The time development of ripples under sea waves is investigated by means of the weakly nonlinear stability analysis of a flat sandy bottom subjected to the viscous oscillatory flow that is present in the boundary layer at the bottom of propagating sea waves. Second-order effects in the wave steepness are considered, to take into account the presence of the steady drift generated by the surface waves. Hence, the work of Vittori & Blondeaux (1990 J. Fluid Mech. 218, 19-39 (doi:10.1017/S002211209000091X)) is extended by considering steeper waves and/or less deep waters. As shown by the linear analysis of Blondeaux et al. (2000 Eur. J. Mech. B 19, 285-301 (doi:10.1016/S0997-7546(90)00106-I)), because of the presence of a steady velocity component in the direction of wave propagation, ripples migrate at a constant rate that depends on sediment and wave characteristics.
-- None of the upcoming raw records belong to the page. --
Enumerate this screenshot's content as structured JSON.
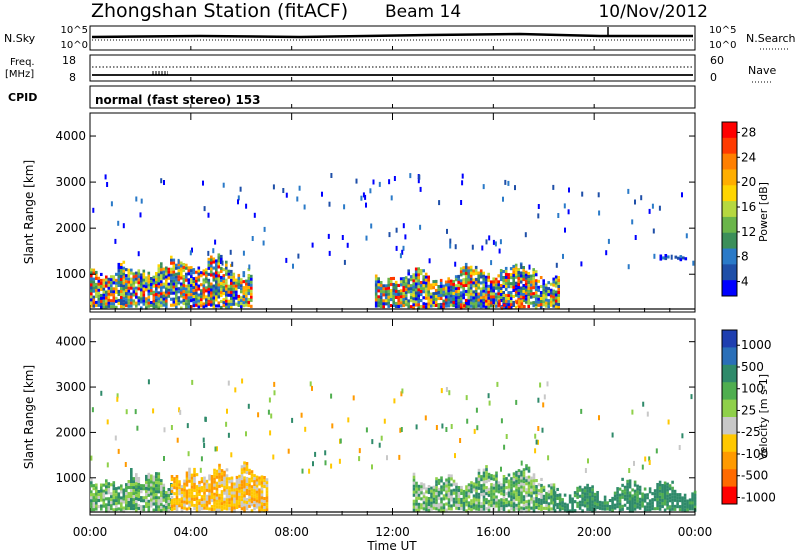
{
  "header": {
    "station": "Zhongshan Station (fitACF)",
    "beam": "Beam 14",
    "date": "10/Nov/2012"
  },
  "summary_panel": {
    "nsky_label": "N.Sky",
    "nsearch_label": "N.Search",
    "log_top": "10^5",
    "log_bottom": "10^0",
    "freq_label_line1": "Freq.",
    "freq_label_line2": "[MHz]",
    "freq_top": "18",
    "freq_bottom": "8",
    "nave_label": "Nave",
    "nave_top": "60",
    "nave_bottom": "0",
    "cpid_label": "CPID",
    "cpid_text": "normal (fast stereo) 153"
  },
  "chart_data": [
    {
      "type": "heatmap",
      "name": "power",
      "ylabel": "Slant Range [km]",
      "xlabel": "Time UT",
      "ylim": [
        180,
        4500
      ],
      "xlim": [
        0,
        24
      ],
      "y_ticks": [
        "1000",
        "2000",
        "3000",
        "4000"
      ],
      "x_ticks": [
        "00:00",
        "04:00",
        "08:00",
        "12:00",
        "16:00",
        "20:00",
        "00:00"
      ],
      "colorbar": {
        "label": "Power [dB]",
        "ticks": [
          "4",
          "8",
          "12",
          "16",
          "20",
          "24",
          "28"
        ],
        "colors": [
          "#0000ff",
          "#1f4fa8",
          "#2a7ac8",
          "#3c8f5a",
          "#6ab54a",
          "#b6d840",
          "#ffd500",
          "#ffae00",
          "#ff7f00",
          "#ff3a00",
          "#ff0000"
        ]
      },
      "regions": [
        {
          "t0": 0.0,
          "t1": 6.4,
          "r0": 300,
          "r1": 1400,
          "level": "mixed"
        },
        {
          "t0": 11.3,
          "t1": 18.6,
          "r0": 300,
          "r1": 1250,
          "level": "mixed"
        },
        {
          "t0": 14.8,
          "t1": 17.6,
          "r0": 300,
          "r1": 500,
          "level": "high"
        },
        {
          "t0": 21.5,
          "t1": 24.0,
          "r0": 1350,
          "r1": 1550,
          "level": "low"
        }
      ]
    },
    {
      "type": "heatmap",
      "name": "velocity",
      "ylabel": "Slant Range [km]",
      "xlabel": "Time UT",
      "ylim": [
        180,
        4500
      ],
      "xlim": [
        0,
        24
      ],
      "y_ticks": [
        "1000",
        "2000",
        "3000",
        "4000"
      ],
      "x_ticks": [
        "00:00",
        "04:00",
        "08:00",
        "12:00",
        "16:00",
        "20:00",
        "00:00"
      ],
      "colorbar": {
        "label": "Velocity [m s-1]",
        "ticks": [
          "1000",
          "500",
          "100",
          "25",
          "-25",
          "-100",
          "-500",
          "-1000"
        ],
        "colors": [
          "#1f3fb0",
          "#2a6fb8",
          "#2f8a6a",
          "#4fae4f",
          "#8fd04a",
          "#c8c8c8",
          "#ffc800",
          "#ff9a00",
          "#ff6a00",
          "#ff0000"
        ]
      },
      "regions": [
        {
          "t0": 0.0,
          "t1": 3.2,
          "r0": 300,
          "r1": 1200,
          "level": "green"
        },
        {
          "t0": 3.2,
          "t1": 7.0,
          "r0": 300,
          "r1": 1350,
          "level": "orange"
        },
        {
          "t0": 12.8,
          "t1": 18.4,
          "r0": 300,
          "r1": 1250,
          "level": "green"
        },
        {
          "t0": 18.4,
          "t1": 24.0,
          "r0": 300,
          "r1": 1000,
          "level": "darkgreen"
        }
      ]
    }
  ],
  "axis": {
    "x_title": "Time UT",
    "y_title": "Slant Range [km]"
  }
}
The weakly nonlinear analysis shows that the ripple profile is no longer symmetric with respect to ripple crests and troughs and the symmetry index is computed as a function of the parameters of the problem. In particular, a relationship is determined between the symmetry index and the strength of the steady drift. A fair agreement between model results and laboratory data is obtained, albeit further data and analyses are necessary to determine the behaviour of vortex ripples and to be conclusive.